La plupart d’entre eux, au contraire, devant les faits accomplis, préfèrent parler d’idéaux qui s’effondrent, de programmes qui s’écroulent définitivement et autres plaisanteries du même genre. Ils recommencent ainsi à s’absenter de toute responsabilité. Non bien sûr qu’ils ne voient pas clairement les choses, et qu’ils ne soient pas quelquefois capables de présenter de très belles solutions aux problèmes les plus urgents, y compris ceux qui requièrent une vaste préparation et du temps. Mais pour être très belles, ces solutions demeurent tout aussi infécondes, et cette contribution à la vie collective n’est animée d’aucune lueur morale; il est le produit d’une curiosité intellectuelle, non d’un sens aigu d’une responsabilité historique qui veut l’activité de tous dans la vie, qui n’admet aucune forme d’agnosticisme et aucune forme d’indifférence.

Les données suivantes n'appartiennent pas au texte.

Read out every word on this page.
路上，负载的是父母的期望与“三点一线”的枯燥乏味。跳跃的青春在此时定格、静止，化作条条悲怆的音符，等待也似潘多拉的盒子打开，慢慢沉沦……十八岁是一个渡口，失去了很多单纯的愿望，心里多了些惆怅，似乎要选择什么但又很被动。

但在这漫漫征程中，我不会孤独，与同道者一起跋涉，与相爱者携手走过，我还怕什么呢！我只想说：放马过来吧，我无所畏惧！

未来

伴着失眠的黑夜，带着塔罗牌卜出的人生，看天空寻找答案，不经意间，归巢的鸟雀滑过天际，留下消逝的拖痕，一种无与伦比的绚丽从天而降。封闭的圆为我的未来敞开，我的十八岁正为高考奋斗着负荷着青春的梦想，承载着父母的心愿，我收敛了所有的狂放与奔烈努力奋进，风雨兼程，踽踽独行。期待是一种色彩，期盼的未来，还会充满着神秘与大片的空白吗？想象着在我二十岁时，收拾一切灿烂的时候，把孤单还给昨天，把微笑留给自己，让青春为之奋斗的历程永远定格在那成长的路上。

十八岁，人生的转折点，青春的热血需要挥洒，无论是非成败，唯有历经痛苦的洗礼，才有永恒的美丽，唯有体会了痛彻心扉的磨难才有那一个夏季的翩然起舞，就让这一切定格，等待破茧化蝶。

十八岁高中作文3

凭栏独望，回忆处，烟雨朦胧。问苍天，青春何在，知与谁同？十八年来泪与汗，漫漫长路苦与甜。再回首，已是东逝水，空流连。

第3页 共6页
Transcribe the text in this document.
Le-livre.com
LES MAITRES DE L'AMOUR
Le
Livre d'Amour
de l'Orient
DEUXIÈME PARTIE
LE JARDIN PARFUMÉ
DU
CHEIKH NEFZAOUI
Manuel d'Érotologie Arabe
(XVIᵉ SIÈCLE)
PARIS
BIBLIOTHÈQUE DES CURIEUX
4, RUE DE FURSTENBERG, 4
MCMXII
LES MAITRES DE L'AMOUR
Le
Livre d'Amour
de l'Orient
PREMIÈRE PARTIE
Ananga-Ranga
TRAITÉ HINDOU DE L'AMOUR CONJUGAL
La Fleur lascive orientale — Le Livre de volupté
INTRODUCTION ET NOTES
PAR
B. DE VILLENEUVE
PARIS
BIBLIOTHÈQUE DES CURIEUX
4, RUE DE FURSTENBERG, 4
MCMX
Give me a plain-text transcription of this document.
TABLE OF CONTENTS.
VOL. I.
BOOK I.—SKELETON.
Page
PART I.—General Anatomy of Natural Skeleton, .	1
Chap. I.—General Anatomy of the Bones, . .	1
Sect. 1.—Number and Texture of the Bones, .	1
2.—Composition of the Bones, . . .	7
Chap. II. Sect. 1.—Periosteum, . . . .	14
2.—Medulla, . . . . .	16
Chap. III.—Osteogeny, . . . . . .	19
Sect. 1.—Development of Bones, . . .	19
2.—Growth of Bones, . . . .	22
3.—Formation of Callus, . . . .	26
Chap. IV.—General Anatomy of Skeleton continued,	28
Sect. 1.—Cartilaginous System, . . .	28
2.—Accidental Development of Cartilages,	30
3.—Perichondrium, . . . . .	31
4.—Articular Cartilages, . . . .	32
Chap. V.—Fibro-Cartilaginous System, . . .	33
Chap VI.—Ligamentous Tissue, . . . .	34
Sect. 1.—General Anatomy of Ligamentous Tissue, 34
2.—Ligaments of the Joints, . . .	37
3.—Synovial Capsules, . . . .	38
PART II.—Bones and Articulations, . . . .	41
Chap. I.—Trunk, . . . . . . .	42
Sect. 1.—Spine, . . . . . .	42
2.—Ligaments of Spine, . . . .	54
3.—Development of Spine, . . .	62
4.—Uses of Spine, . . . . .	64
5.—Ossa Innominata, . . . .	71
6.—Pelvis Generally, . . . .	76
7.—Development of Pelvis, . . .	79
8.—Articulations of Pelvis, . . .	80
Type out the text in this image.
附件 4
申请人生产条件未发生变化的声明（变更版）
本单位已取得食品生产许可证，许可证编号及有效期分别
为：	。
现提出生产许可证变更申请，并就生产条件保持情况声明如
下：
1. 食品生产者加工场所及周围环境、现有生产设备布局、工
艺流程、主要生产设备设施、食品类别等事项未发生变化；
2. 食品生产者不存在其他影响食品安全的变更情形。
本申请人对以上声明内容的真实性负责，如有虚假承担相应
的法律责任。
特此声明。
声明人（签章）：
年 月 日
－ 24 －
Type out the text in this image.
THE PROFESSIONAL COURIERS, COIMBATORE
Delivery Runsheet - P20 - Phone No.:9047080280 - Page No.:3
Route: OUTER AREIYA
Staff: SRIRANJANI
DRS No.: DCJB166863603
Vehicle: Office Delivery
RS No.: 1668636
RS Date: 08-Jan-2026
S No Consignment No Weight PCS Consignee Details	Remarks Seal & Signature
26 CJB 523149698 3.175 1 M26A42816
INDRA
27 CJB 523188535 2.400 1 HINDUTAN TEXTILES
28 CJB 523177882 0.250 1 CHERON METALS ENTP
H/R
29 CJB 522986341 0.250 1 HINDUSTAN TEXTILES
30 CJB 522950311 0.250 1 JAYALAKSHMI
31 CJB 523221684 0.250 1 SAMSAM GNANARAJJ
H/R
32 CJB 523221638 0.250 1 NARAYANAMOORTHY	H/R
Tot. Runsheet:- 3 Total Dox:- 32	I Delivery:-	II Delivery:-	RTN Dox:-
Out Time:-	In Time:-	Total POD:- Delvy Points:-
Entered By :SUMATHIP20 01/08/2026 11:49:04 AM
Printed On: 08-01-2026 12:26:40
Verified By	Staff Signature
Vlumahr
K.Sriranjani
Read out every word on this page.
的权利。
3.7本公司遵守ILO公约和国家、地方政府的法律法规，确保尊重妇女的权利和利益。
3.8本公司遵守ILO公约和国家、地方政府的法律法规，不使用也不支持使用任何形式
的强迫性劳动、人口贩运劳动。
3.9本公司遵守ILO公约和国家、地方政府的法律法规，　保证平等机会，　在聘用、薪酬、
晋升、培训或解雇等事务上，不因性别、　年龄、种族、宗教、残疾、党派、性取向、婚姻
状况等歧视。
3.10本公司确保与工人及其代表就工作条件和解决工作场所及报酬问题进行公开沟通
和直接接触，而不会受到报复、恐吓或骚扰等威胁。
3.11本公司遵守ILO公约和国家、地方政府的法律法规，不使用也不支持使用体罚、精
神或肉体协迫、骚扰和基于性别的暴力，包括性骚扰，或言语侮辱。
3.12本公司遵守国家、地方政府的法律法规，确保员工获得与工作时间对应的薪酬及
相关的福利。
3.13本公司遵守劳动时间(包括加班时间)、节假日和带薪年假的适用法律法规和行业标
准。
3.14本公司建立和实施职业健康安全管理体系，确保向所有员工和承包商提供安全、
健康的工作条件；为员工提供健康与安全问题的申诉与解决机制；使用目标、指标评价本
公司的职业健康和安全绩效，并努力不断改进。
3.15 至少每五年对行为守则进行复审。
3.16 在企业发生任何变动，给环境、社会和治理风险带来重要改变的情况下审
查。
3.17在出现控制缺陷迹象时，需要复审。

Je hais les indifférents aussi parce que leurs pleurnicheries d’éternels innocents me fatiguent. Je demande à chacun d’eux de rendre compte de la façon dont il a rempli le devoir que la vie lui a donné et lui donne chaque jour, de ce qu’il a fait et spécialement de ce qu’il n’a pas fait. Et je sens que je peux être inexorable, que je n’ai pas à gaspiller ma pitié, que je n’ai pas à partager mes larmes. Je suis partisan, je vis, je sens dans les consciences viriles de mon bord battre déjà l’activité de la cité future que mon bord est en train de construire. Et en elle la chaîne sociale ne pèse pas sur quelques uns, en elle chaque chose qui se produit n’est pas due au hasard, à la fatalité, mais elle est l’œuvre intelligente des citoyens. Il n’y a en elle personne pour rester à la fenêtre à regarder alors que quelques uns se sacrifient, disparaissent dans le sacrifice; et celui qui reste à la fenêtre, à guetter, veut profiter du peu de bien que procure l’activité de peu de gens et passe sa déception en s’en prenant à celui qui s’est sacrifié, à celui qui a disparu parce qu’il n’a pas réussi ce qu’il s’était donné pour but.
Je vis, je suis partisan. C’est pourquoi je hais qui ne prend pas parti. Je hais les indifférents. "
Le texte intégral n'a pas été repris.